Large, distributed data streams are now ubiquitous. High-accuracy sketches with low memory overhead have become the de facto method for analyzing this data. For instance, if we wish to group data by some label and report the largest counts using fixed memory, we need to turn to mergeable heavy hitter sketches that can provide highly accurate approximate counts. Similarly, if we wish to keep track of the number of distinct items in a single set spread across several streams using fixed memory, we can turn to mergeable count distinct sketches that can provide highly accurate set cardinalities. If we were to try to keep track of the cardinality of multiple sets and report only on the largest ones, maintaining individual count distinct sketches for each set can grow unwieldy, especially if the number of sets is not known in advance. We consider the natural combination of the heavy hitters problem with the count distinct problem, the heavy distinct hitters problem: given a stream of $(\ell, x)$ pairs, find all the labels $\ell$ that are paired with a large number of distinct items $x$ using only constant memory. No previous work on heavy distinct hitters has managed to be of practical use in the large, distributed data stream setting. We propose a new algorithm, the Sampling Space-Saving Set Sketch, which combines sketching and sampling techniques and has all the desired properties for size, speed, accuracy, mergeability, and invertibility. We compare our algorithm to several existing solutions to the heavy distinct hitters problem, and provide experimental results across several data sets showing the superiority of the new sketch.

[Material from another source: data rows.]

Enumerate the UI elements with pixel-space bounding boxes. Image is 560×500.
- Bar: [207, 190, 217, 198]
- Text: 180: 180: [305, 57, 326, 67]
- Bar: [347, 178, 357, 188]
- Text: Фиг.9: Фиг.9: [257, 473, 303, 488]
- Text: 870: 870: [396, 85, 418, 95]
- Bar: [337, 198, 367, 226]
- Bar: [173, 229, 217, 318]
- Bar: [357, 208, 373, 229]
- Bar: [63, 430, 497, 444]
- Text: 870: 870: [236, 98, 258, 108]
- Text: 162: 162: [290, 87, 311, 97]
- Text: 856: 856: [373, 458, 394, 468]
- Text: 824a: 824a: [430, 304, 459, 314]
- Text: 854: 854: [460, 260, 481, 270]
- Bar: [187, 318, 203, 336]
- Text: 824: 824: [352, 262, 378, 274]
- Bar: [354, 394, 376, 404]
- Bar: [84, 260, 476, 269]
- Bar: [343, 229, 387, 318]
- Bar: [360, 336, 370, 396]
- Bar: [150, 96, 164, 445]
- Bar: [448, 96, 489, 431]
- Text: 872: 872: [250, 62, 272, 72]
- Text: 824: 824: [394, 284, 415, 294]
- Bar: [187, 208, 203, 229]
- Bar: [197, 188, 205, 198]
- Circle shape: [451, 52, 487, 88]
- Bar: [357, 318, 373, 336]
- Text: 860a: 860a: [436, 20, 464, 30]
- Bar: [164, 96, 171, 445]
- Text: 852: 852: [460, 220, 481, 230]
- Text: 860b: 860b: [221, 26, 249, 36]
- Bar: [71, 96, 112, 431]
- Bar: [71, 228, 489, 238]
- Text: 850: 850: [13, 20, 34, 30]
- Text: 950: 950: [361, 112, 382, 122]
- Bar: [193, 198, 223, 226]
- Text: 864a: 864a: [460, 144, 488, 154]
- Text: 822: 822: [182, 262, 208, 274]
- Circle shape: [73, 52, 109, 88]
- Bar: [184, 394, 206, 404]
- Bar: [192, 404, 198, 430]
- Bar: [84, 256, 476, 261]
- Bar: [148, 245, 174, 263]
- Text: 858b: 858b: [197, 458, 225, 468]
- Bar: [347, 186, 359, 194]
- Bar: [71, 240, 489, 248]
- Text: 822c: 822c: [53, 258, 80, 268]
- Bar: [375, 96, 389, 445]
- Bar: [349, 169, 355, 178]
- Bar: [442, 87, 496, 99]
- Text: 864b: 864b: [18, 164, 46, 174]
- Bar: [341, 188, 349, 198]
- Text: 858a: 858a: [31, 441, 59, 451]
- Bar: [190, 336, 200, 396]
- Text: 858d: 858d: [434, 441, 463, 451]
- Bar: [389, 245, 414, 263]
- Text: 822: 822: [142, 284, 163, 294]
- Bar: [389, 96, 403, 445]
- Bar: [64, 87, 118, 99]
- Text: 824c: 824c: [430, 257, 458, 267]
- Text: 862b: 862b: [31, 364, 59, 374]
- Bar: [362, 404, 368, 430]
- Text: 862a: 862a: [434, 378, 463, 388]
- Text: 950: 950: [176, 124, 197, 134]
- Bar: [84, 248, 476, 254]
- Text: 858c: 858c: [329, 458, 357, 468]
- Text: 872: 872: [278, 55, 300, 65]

翻译：大规模分布式数据流如今已无处不在。具有低内存开销的高精度草图已成为分析这类数据的事实标准方法。例如，若需按某标签对数据进行分组，并在固定内存下报告最大计数值，就需要借助可合并的重击者草图（mergeable heavy hitter sketches）来提供高精度的近似计数。类似地，若需在固定内存下追踪分散于多个数据流中单一集合的不同元素数量，则可利用可合并的计数不同草图（mergeable count distinct sketches）来提供高精度的集合基数。如果尝试追踪多个集合的基数并仅报告最大的几个集合，则为每个集合维护独立的计数不同草图将变得难以操作，尤其是当集合数量未知时。本文研究了重击者问题与计数不同问题的自然组合——重不同击者问题（heavy distinct hitters problem）：给定一个由$(\ell, x)$对构成的数据流，要求仅使用常数级内存找出所有与大量不同元素$x$配对的标签$\ell$。此前关于重不同击者的研究均无法在大规模分布式数据流场景中实际应用。我们提出了一种新算法——采样空间节省集合草图（Sampling Space-Saving Set Sketch），该算法融合了草图与采样技术，在规模、速度、精度、可合并性与可逆性方面均具备理想特性。我们将本算法与现有若干重不同击者问题解决方案进行对比，并在多个数据集上给出实验结果，证明新草图的优越性能。